CHEN NING YANG: If you ask me the question, “Why is there mankind? Why do we have brains which enable us to make these penetrating studies?” I don’t know how to answer that. And these are questions which are deeply religious in flavor. But it is a fact. Now this oftentimes leads to another discussion. Does this mean that we will eventually understand everything? We have something like 10 billion neurons, maybe 100 billion.
BILL MOYERS: Each one of us?
CHEN NING YANG: Yes. And each neuron has something like 10,000 to 100,000 synapses. These are connections. So this is a very complicated thing. But nevertheless, it’s finite. And so I believe there are limitations of our ability to understand things because we have a finite number of neurons. So therefore, there will be, in my opinion, a final limit to the human ability to comprehend the most subtle, the most beautiful, the most complex equations. However I would say we should not worry about it because that limit is still very far in the future. We don’t have to worry about it for many centuries perhaps.
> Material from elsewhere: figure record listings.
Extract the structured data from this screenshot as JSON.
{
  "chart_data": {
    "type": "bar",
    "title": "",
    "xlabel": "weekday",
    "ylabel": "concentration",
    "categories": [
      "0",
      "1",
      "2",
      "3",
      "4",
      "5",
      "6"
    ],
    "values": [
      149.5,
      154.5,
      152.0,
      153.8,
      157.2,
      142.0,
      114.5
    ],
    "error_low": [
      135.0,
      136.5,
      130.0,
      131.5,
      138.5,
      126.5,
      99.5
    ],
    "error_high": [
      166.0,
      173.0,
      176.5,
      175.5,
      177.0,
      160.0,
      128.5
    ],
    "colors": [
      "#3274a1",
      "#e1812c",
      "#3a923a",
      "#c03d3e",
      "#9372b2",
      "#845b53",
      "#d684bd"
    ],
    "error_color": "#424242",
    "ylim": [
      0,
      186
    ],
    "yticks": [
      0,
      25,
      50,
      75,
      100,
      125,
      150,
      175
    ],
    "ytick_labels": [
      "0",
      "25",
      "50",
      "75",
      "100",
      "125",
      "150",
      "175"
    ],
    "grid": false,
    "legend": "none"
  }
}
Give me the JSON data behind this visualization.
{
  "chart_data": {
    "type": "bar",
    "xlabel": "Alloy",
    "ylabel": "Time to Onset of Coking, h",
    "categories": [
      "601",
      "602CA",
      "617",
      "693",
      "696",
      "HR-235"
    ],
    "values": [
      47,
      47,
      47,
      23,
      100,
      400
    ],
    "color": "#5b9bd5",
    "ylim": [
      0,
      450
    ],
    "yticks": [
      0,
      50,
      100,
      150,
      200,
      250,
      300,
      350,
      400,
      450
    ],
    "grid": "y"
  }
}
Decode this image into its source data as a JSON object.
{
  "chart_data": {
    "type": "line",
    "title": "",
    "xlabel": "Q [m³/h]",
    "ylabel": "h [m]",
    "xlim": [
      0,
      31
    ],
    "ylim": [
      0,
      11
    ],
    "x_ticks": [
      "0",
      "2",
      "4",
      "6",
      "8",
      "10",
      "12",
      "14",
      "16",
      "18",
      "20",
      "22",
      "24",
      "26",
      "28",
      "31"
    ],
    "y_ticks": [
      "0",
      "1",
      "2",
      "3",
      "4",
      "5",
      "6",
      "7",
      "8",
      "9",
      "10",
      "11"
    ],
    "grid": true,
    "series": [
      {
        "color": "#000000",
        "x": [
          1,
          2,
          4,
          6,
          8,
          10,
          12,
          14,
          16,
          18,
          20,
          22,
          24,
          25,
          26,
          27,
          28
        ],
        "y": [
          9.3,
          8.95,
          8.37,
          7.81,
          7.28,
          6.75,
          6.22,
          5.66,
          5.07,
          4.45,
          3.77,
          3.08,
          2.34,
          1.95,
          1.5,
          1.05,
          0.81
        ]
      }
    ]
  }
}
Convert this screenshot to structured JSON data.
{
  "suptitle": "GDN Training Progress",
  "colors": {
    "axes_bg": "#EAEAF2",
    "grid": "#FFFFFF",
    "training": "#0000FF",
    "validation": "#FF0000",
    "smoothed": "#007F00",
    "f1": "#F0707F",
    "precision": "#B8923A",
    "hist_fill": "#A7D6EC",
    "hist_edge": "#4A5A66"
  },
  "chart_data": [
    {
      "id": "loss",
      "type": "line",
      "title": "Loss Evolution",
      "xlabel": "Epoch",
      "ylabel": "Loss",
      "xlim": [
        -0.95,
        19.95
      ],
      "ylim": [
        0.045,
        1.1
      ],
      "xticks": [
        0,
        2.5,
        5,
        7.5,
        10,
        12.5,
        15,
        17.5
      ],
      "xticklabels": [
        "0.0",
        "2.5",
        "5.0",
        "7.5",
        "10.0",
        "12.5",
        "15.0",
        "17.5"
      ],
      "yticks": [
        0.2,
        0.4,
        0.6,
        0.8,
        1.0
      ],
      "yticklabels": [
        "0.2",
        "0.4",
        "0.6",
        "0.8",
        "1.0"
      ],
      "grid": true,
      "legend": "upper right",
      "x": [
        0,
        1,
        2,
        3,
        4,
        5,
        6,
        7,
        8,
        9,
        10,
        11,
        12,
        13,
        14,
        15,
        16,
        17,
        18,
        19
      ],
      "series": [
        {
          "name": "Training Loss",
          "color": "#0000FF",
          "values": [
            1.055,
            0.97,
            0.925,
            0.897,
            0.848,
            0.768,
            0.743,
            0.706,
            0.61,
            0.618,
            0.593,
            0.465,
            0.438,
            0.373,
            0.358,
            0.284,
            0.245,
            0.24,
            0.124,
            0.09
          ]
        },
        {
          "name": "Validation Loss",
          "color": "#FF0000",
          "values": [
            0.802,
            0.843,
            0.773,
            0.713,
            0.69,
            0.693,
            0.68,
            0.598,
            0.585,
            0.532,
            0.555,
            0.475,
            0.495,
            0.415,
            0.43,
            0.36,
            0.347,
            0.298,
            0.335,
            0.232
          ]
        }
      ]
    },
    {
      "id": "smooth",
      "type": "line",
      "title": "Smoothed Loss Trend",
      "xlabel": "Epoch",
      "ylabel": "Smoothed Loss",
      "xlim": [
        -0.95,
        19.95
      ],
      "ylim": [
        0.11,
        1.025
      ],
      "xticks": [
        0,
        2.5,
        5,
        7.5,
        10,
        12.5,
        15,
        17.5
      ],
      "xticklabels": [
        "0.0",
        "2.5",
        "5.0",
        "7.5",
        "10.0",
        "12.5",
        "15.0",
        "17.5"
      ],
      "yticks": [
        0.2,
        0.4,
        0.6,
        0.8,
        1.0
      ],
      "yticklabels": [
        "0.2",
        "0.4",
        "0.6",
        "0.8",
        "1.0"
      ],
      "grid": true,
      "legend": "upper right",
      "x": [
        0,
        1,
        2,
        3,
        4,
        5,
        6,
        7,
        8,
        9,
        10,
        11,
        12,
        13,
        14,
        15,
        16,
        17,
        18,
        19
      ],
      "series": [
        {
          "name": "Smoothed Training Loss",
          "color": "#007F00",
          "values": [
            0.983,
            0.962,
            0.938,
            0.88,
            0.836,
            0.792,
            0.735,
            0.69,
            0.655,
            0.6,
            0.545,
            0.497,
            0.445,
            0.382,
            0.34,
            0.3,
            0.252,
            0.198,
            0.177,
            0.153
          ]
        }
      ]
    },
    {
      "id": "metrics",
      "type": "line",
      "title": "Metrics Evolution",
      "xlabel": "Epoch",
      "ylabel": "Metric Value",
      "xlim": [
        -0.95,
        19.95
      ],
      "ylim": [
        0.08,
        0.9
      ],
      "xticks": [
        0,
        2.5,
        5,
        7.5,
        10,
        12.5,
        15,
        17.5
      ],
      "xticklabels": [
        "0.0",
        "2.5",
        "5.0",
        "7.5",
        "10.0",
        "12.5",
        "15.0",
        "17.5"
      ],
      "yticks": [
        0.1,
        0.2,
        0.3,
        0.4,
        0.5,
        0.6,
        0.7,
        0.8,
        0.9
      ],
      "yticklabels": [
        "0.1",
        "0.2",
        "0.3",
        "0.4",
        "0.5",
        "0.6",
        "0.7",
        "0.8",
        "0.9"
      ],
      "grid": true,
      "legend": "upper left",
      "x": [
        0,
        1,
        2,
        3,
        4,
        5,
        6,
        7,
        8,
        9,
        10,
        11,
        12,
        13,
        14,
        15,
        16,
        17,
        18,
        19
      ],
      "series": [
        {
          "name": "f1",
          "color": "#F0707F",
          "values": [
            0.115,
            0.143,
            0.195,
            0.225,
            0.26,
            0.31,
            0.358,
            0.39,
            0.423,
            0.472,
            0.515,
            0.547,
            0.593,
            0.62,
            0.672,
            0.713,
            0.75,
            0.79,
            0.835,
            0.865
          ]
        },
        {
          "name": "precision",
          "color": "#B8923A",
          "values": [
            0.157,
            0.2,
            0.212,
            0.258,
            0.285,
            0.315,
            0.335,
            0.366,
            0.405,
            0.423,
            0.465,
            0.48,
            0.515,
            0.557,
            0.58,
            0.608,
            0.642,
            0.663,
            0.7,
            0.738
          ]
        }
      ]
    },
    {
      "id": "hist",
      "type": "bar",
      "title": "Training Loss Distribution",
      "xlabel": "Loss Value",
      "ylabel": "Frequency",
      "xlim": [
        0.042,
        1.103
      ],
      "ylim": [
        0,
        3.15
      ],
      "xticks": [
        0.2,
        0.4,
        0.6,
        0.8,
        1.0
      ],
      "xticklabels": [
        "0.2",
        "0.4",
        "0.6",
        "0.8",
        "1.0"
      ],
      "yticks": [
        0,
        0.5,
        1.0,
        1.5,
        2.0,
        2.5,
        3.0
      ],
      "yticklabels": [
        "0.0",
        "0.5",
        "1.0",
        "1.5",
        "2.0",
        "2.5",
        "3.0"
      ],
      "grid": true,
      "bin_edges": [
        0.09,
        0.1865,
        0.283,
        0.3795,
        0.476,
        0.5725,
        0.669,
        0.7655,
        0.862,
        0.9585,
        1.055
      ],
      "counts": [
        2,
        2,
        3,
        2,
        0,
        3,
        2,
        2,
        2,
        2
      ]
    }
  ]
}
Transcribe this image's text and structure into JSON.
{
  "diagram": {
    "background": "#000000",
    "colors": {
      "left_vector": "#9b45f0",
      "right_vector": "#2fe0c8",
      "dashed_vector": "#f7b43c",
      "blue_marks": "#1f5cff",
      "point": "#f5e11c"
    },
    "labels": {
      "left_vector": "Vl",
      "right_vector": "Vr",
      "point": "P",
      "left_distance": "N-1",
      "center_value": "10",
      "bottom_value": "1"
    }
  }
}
BILL MOYERS: Everybody is turning to science, even if they don’t understand it, for answers; whether it’s curing AIDS or putting a man on the moon. Has science become the new religion?
CHEN NING YANG: Science has become something that everybody knows he has to pay attention to, but not everybody is a believer. So I don’t think we should equate science with religion. But, that science is progressively playing a more and more important part in the life of every individual, is obvious. And I think: this is likely to increase even further in the future.
BILL MOYERS: [voice-over] From the State University of New York at Stonybrook, this has been a conversation with Chen Ning Yang. I’m Bill Moyers.
This transcript was entered on August 19, 2015.